Being a 2000-year old man, I got caught up in other matters (The Lady and the Library really had me going...) and I plain forgot.
Here is the story.
Victoria promised money to build a maritime centre in North Vancouver. This would replace the hopelessly inadequate Maritime Museum currently languishing on Kits Point.
For those who continue to live in the Popsicle delusion that this is a city fueled by latter and real estate, surprise.
We are a port.
Potash and compact cars, that's who we are, kids.
So, a multi-purpose centre on the waterfront that celebrates our very nature and offers educational, historical, archival, entertainment, shopping and dining opportunities is a no-brainer.
That is if you're not putting all of your eggs into a 12 day event in one February, and anything that's left over into a new Teflon roof for your stadium.
With much fanfare, including a 2008 announcement by Premier Gordon Campbell, the province put up $9-million in funding, and was expected to contribute an additional $20-million to $25-million in capital costs for the 110,000-square-foot centre.The federal government pledged $20-million in funding, contingent on provincial support.
Kiss that goodbye.
“I was afraid something like this would happen, given that it had been taking so long,” said James Delgado, president and CEO of the Institute of Nautical Archaeology based in Bodrum, Turkey.
“[I'm] heartsick, absolutely heartsick.”
Delgado, who was one of the best people we have ever had plying these local waters, left because he saw the handwriting on the wall years ago.
Jim was Executive Director of the Maritime Museum. He was also a wonderful writer, world-famous deep sea diver and relentless booster for Vancouver.
We lost his terrific energy because of this kind of short-sightedness.
Did you know that in the basement of the current Museum are actual relics from the Titanic?

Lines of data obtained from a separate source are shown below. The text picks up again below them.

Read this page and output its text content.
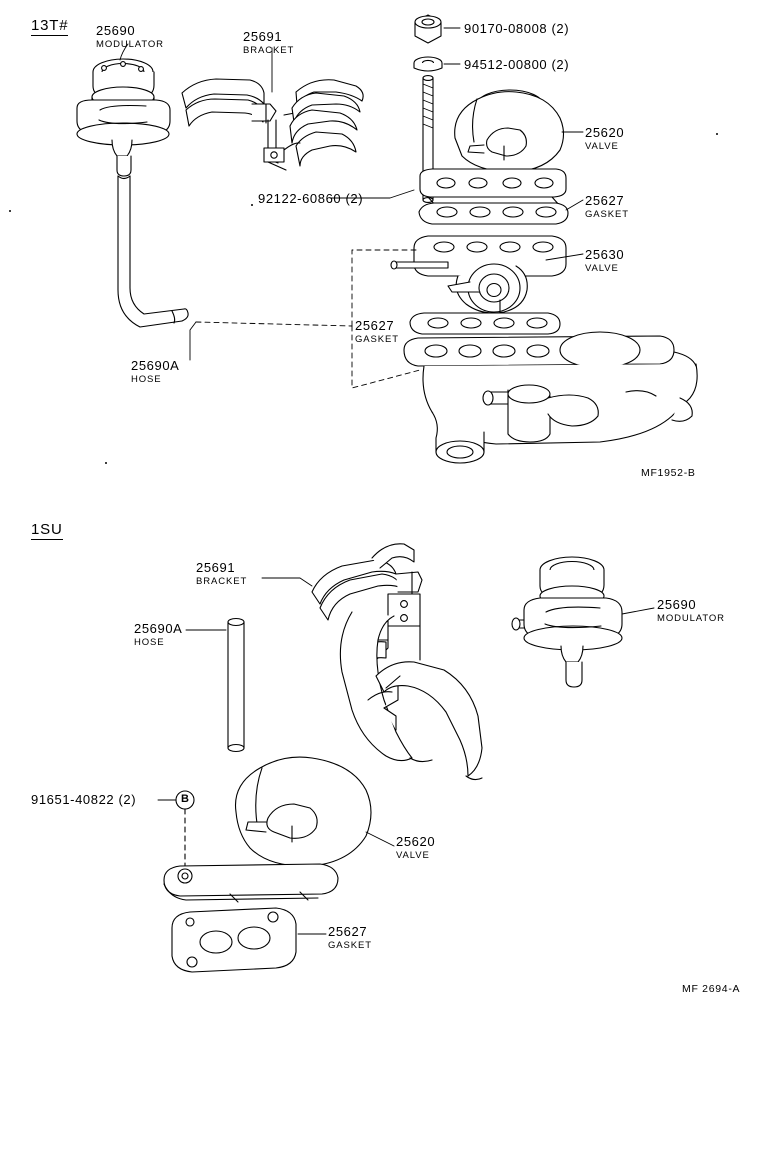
13T# 25690
MODULATOR
25691
BRACKET
90170-08008 (2)
94512-00800 (2)
25620
VALVE
25627
GASKET
25630
VALVE
92122-60860 (2)
25627
GASKET
25690A
HOSE
MF1952-B
1SU
25691
BRACKET
25690
MODULATOR
25690A
HOSE
91651-40822 (2)	B
25620
VALVE
25627
GASKET
MF 2694-A
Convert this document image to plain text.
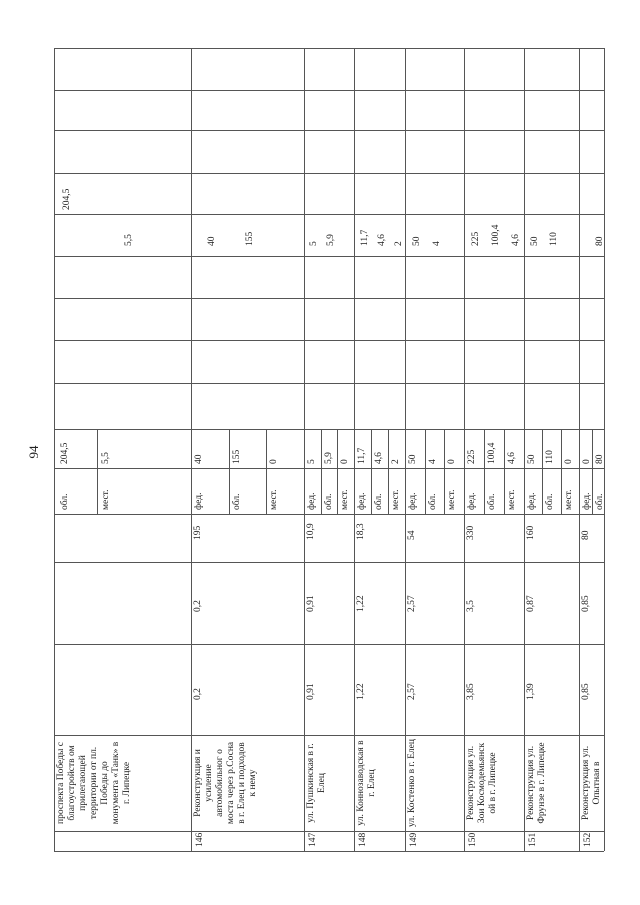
94
проспекта Победы с благоустройств ом прилегающей территории от пл. Победы до монумента «Танк» в г. Липецке
обл.
204,5
мест.
5,5
204,5
5,5
146
Реконструкция и усиление автомобильног о моста через р.Сосна в г. Елец и подходов к нему
0,2
0,2
195
фед.
40
обл.
155
мест.
0
40	155
147
ул. Пушкинская в г. Елец
0,91
0,91
10,9
фед.
5
обл.
5,9
мест.
0
5 5,9
148
ул. Коннозаводская в г. Елец
1,22
1,22
18,3
фед.
11,7
обл.
4,6
мест.
2
11,7 4,6 2
149
ул. Костенко в г. Елец
2,57
2,57
54
фед.
50
обл.
4
мест.
0
50 4
150
Реконструкция ул. Зои Космодемьянск ой в г. Липецке
3,85
3,5
330
фед.
225
обл.
100,4
мест.
4,6
225 100,4 4,6
151
Реконструкция ул. Фрунзе в г. Липецке
1,39
0,87
160
фед.
50
обл.
110
мест.
0
50 110
152
Реконструкция ул. Опытная в
0,85
0,85
80
фед.
0
обл.
80
80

I've seen them, but that's because I've bothered to go down there.
Me and 12 other people in the last 20 years.
So...back to Gorgeous Gord.
The priorities are clear and unmistakable.
Billions for the Big O, which used to mean something else altogether.
But when it comes to the relative lunch money for something that truly speaks of Vancouver and British Columbia heritage, the cupboard is bare.
Let's just rename the fellow Short Stick Gord.